Alom verbazing over tegenstrijdige info na brand Roermond
Burgers in Roermond zijn na de brand bij koeltechnisch bedrijf Koma niet goed ingelicht over mogelijke risico’s voor de gezondheid. Dat zei burgemeester Henk van Beers van Roermond gisteren.
Volgens hem is het voor de burger onbegrijpelijk dat dinsdagmiddag gezegd werd dat er geen gezondheidsgevaar was, en dat diezelfde burgers ’s avonds (per brief) voor mogelijk gevaar werden gewaarschuwd.
Maar volgens de brandweer is alles volgens het protocol gegaan. ’s Middags concludeerden gemeente en brandweer na metingen dat geen maatregelen getroffen hoefden te worden. Zij lieten dan ook weten dat er geen gevaar dreigde.
Commandant van de brandweer Ge Cloosterman: „Bij een brand komt er altijd rotzooi vrij.
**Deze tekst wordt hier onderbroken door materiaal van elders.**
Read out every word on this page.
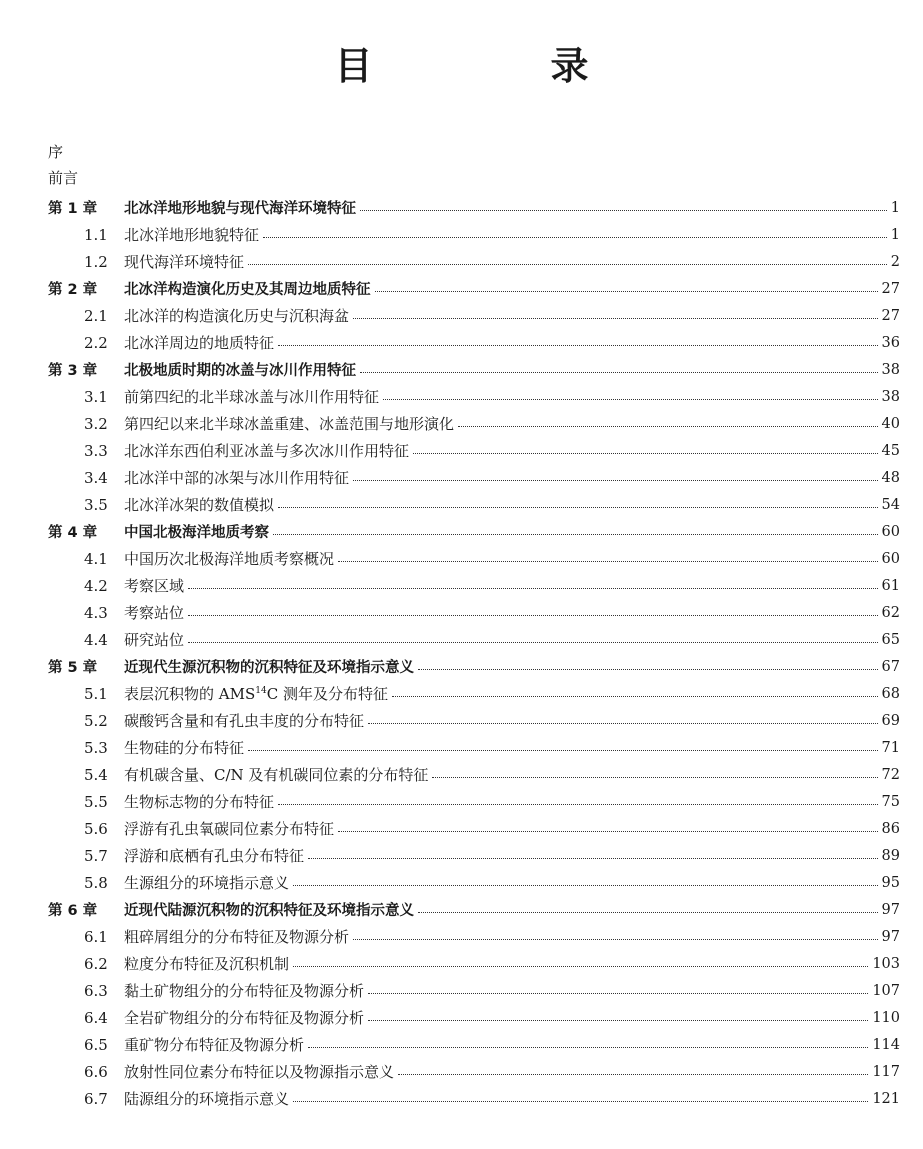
目　录
序
前言
第 1 章	北冰洋地形地貌与现代海洋环境特征	1
1.1	北冰洋地形地貌特征	1
1.2	现代海洋环境特征	2
第 2 章	北冰洋构造演化历史及其周边地质特征	27
2.1	北冰洋的构造演化历史与沉积海盆	27
2.2	北冰洋周边的地质特征	36
第 3 章	北极地质时期的冰盖与冰川作用特征	38
3.1	前第四纪的北半球冰盖与冰川作用特征	38
3.2	第四纪以来北半球冰盖重建、冰盖范围与地形演化	40
3.3	北冰洋东西伯利亚冰盖与多次冰川作用特征	45
3.4	北冰洋中部的冰架与冰川作用特征	48
3.5	北冰洋冰架的数值模拟	54
第 4 章	中国北极海洋地质考察	60
4.1	中国历次北极海洋地质考察概况	60
4.2	考察区域	61
4.3	考察站位	62
4.4	研究站位	65
第 5 章	近现代生源沉积物的沉积特征及环境指示意义	67
5.1	表层沉积物的 AMS$^{14}$C 测年及分布特征	68
5.2	碳酸钙含量和有孔虫丰度的分布特征	69
5.3	生物硅的分布特征	71
5.4	有机碳含量、C/N 及有机碳同位素的分布特征	72
5.5	生物标志物的分布特征	75
5.6	浮游有孔虫氧碳同位素分布特征	86
5.7	浮游和底栖有孔虫分布特征	89
5.8	生源组分的环境指示意义	95
第 6 章	近现代陆源沉积物的沉积特征及环境指示意义	97
6.1	粗碎屑组分的分布特征及物源分析	97
6.2	粒度分布特征及沉积机制	103
6.3	黏土矿物组分的分布特征及物源分析	107
6.4	全岩矿物组分的分布特征及物源分析	110
6.5	重矿物分布特征及物源分析	114
6.6	放射性同位素分布特征以及物源指示意义	117
6.7	陆源组分的环境指示意义	121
Maar wij laten dan niet onmiddellijk een waarschuwing uitgaan. Het gevaar wordt namelijk teniet gedaan door het grote gebied waar deeltjes verspreid worden. Het ging ook om erg dun bewoond gebied.”
Later op de dag werd alsnog besloten een brief naar buurtbewoners te sturen. Daarin stond dat de deeltjes mogelijk schadelijk waren, en werden tips gegeven om blootstelling tegen te gaan.
De roetdeeltjes worden nu door het RIVM onderzocht. Volgens Cloosterman is er voor bewoners nog steeds geen reden om zich zorgen te maken. Maar volgens de burgemeester valt het niet aan de burger uit te leggen waarom de informatie toch tegenstrijdig leek.
Omwonenden zijn matig tevreden over de voorlichting na de brand. John Aarts, die in het dorpje Asenray – niet ver van de brand – woont, vindt niet dat hij goed is voorgelicht. „Ik heb de brand langs zien trekken en kon hem ruiken. Maar wij kregen geen brief. De informatie over giftige deeltjes moest ik achteraf via internet en televisie vernemen.”
Vader René Aarts, die honderd meter verderop woont, heeft wel een brief van de gemeente gehad. „Terwijl mijn zoon dichter bij de brand woont.” Roetdeeltjes hebben vader noch zoon gezien. Vader Aarts: „Toch ben ik blij dat ik de brief heb gehad. Het was tijd om de bonen en de peultjes uit te tuin te plukken, maar daar wachten we nu mee.”